I have been thinking about the blog lately, and I don't think I have been going at this quite right. I write posts, but I don't really include how Jose and I are doing, what we are feeling, or what we are learning from this unexpected experience. All I have included in the past is what we are doing- where we are, the plans our attorneys have, and basic facts. I think a lot more could come from this blog if I went a little deeper.
This all started when my aunt was looking at my university application last week. I had written a personal statement about my year as an AmeriCorps member and how that helped develop my passion for social welfare. She mentioned that these months I have spent in Mexico would make a really strong personal statement, and recommended that I try writing a new one with that topic. I sat down, totally ready to write the personal statement, and realized that I couldn't.
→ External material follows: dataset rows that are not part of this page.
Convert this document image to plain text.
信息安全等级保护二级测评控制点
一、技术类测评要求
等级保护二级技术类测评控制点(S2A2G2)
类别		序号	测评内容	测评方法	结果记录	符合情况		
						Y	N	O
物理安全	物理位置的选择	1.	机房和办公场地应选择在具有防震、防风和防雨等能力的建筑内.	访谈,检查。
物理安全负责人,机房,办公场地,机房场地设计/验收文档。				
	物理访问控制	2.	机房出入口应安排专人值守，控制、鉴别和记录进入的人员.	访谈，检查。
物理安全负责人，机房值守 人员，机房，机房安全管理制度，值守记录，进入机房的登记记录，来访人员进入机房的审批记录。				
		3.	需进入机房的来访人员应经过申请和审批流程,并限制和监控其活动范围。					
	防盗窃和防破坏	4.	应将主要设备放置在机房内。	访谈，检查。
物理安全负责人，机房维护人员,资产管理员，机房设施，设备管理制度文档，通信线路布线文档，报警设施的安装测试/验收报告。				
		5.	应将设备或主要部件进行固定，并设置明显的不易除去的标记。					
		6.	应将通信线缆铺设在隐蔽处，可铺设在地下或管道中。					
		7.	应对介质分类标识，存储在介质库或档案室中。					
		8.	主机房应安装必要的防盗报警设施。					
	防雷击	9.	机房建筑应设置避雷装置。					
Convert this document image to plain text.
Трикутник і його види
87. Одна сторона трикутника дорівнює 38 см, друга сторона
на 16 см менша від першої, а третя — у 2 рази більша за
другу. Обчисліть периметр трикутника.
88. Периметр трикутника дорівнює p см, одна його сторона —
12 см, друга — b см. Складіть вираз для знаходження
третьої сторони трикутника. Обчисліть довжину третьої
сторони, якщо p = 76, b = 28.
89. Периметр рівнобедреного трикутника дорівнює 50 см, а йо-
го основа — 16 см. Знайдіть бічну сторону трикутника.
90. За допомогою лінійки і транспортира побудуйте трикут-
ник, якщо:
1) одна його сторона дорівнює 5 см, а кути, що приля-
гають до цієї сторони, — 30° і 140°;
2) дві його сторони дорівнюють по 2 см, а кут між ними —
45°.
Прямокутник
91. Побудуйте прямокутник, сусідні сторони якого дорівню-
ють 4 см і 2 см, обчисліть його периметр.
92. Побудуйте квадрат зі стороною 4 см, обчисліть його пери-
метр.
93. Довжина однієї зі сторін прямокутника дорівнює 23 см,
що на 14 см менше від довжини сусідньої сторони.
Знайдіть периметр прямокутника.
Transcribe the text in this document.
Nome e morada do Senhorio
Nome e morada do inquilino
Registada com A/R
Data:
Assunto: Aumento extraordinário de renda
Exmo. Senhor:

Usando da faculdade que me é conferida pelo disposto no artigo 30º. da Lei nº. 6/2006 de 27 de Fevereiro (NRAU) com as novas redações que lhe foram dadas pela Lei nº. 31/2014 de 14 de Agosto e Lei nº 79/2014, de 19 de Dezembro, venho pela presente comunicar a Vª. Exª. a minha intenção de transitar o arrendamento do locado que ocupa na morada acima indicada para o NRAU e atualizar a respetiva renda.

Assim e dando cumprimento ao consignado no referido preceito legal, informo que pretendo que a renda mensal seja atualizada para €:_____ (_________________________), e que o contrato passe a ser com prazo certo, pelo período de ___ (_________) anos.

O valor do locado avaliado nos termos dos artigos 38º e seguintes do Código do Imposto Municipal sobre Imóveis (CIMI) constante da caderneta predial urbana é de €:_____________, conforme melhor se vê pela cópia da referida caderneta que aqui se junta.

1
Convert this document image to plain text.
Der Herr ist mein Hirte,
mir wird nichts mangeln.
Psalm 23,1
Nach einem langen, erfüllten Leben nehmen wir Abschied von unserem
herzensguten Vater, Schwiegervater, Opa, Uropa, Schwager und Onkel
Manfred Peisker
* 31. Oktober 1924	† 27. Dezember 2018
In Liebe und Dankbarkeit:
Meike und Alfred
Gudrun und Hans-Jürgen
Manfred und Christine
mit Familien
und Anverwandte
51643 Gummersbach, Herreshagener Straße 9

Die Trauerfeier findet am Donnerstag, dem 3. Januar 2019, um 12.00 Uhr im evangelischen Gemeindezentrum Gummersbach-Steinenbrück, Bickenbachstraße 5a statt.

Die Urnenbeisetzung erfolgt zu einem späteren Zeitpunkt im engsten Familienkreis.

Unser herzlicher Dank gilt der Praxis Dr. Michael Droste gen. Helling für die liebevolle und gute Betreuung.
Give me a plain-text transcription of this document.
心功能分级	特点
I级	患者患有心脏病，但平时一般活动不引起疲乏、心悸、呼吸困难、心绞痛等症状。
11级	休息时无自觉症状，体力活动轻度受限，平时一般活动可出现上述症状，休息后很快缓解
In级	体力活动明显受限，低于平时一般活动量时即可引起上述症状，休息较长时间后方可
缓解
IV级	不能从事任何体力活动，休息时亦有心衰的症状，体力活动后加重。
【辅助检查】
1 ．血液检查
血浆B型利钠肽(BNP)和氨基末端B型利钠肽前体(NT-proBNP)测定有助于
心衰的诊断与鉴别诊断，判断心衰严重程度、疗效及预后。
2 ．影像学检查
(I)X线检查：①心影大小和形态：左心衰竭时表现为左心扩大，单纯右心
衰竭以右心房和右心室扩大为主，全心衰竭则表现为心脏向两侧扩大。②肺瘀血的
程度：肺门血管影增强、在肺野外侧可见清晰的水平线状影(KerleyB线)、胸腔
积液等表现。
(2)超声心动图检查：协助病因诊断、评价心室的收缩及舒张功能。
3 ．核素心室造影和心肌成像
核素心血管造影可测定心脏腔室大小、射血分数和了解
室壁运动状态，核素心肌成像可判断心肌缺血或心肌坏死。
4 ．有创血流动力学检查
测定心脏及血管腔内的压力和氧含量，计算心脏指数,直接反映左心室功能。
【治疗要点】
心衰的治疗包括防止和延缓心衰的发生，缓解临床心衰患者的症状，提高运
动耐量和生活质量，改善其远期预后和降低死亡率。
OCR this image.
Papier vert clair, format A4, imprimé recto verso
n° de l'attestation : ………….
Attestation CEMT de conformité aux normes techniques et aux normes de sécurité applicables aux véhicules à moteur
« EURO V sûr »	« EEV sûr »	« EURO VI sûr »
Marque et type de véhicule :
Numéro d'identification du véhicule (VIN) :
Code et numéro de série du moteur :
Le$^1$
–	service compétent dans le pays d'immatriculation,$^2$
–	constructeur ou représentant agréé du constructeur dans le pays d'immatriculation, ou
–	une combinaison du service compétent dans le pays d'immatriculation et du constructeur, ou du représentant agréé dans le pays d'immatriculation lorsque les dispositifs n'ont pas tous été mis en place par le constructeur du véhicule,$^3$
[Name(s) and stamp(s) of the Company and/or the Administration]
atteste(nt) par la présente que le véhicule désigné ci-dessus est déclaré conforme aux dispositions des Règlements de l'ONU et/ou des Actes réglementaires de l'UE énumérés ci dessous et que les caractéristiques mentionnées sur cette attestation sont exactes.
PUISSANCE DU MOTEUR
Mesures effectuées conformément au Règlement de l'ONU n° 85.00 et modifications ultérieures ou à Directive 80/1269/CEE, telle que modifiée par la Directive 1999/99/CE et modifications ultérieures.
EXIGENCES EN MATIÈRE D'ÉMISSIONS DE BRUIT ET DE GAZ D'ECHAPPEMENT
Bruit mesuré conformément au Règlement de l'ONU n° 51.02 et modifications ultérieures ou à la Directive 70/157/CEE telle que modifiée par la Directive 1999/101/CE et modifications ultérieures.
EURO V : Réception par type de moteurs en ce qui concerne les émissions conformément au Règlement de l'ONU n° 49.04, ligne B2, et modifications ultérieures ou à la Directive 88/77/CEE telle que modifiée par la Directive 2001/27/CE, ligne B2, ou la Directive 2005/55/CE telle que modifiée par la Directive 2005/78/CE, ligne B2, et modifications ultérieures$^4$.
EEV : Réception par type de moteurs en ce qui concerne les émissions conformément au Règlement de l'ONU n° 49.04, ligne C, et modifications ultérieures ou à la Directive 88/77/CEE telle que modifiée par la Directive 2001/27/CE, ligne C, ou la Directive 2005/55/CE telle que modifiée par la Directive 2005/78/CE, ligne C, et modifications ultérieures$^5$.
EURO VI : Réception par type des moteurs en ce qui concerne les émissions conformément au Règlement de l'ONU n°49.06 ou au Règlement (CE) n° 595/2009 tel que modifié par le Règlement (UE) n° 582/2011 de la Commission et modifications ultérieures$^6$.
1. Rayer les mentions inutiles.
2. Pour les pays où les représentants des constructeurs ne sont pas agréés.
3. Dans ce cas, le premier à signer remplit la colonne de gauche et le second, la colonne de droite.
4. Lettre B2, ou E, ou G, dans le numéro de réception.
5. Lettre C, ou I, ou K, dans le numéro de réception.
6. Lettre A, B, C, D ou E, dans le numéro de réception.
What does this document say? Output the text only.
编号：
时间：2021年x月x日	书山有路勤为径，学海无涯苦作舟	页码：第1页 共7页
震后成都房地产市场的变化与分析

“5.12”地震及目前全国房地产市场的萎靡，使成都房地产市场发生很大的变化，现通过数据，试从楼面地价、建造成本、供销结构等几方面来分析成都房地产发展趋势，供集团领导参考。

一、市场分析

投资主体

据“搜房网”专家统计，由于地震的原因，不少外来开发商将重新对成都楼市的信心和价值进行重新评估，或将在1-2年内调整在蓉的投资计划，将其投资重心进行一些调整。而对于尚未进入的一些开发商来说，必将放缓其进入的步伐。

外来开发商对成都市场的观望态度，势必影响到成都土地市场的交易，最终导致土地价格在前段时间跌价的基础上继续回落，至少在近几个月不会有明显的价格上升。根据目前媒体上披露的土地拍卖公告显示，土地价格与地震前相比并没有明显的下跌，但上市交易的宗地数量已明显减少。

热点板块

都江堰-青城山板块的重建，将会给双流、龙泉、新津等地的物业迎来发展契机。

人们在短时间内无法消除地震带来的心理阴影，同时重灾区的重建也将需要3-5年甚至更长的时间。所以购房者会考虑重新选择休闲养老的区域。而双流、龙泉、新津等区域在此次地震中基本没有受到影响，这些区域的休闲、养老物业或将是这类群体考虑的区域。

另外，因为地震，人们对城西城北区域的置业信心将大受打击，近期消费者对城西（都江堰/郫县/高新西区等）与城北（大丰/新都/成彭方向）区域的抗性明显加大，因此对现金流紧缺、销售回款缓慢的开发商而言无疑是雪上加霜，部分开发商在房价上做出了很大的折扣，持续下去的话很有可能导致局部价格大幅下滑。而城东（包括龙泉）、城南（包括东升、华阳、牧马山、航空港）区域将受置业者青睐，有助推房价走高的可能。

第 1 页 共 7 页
I knew it would be a good statement and would make my application better. I could vaguely visualize the statement and the message that I would include. But, still, I couldn't do it. As much as I wanted to and as hard as I tried, I wasn't capable of getting myself to open up. I am just going through this, without thinking about it or really letting it soak in. I am just trying to breeze through with as little damage as possible.
Eventually I gave up, and called my aunt to admit defeat. She said she wasn't surprised that I couldn't do it and said that it was fine. I submitted my application with the original statement, and almost no mention of being in Mexico. I don't know what that means for my application to one of the most impacted majors on the campus, but it was all I was able to do.
Feeling weak and confused, I spent the next few days thinking. Is it healthy for me to not think about where I am? While it feels like the easiest solution, it seems like a risky solution. A temporary solution that will blow up at any time. I need to understand how I am feeling, where I am, and what my future looks like. Without realizing, I turned my brain off to get through this with less pain. It has kept me from crying, but it has also kept me from starting a life. I set myself up to live these three years in a coma, and reemerge when they were over.
Much of me is still closed off, but at least I realize what is happening. At least now I know what I was doing to myself, before I lost time and happiness. I don't know how long it will be before I am honest and open with myself, but it is too important to give up on.
Hopefully, my efforts will show in the blog with greater insights into our new life as it turns into something with joy.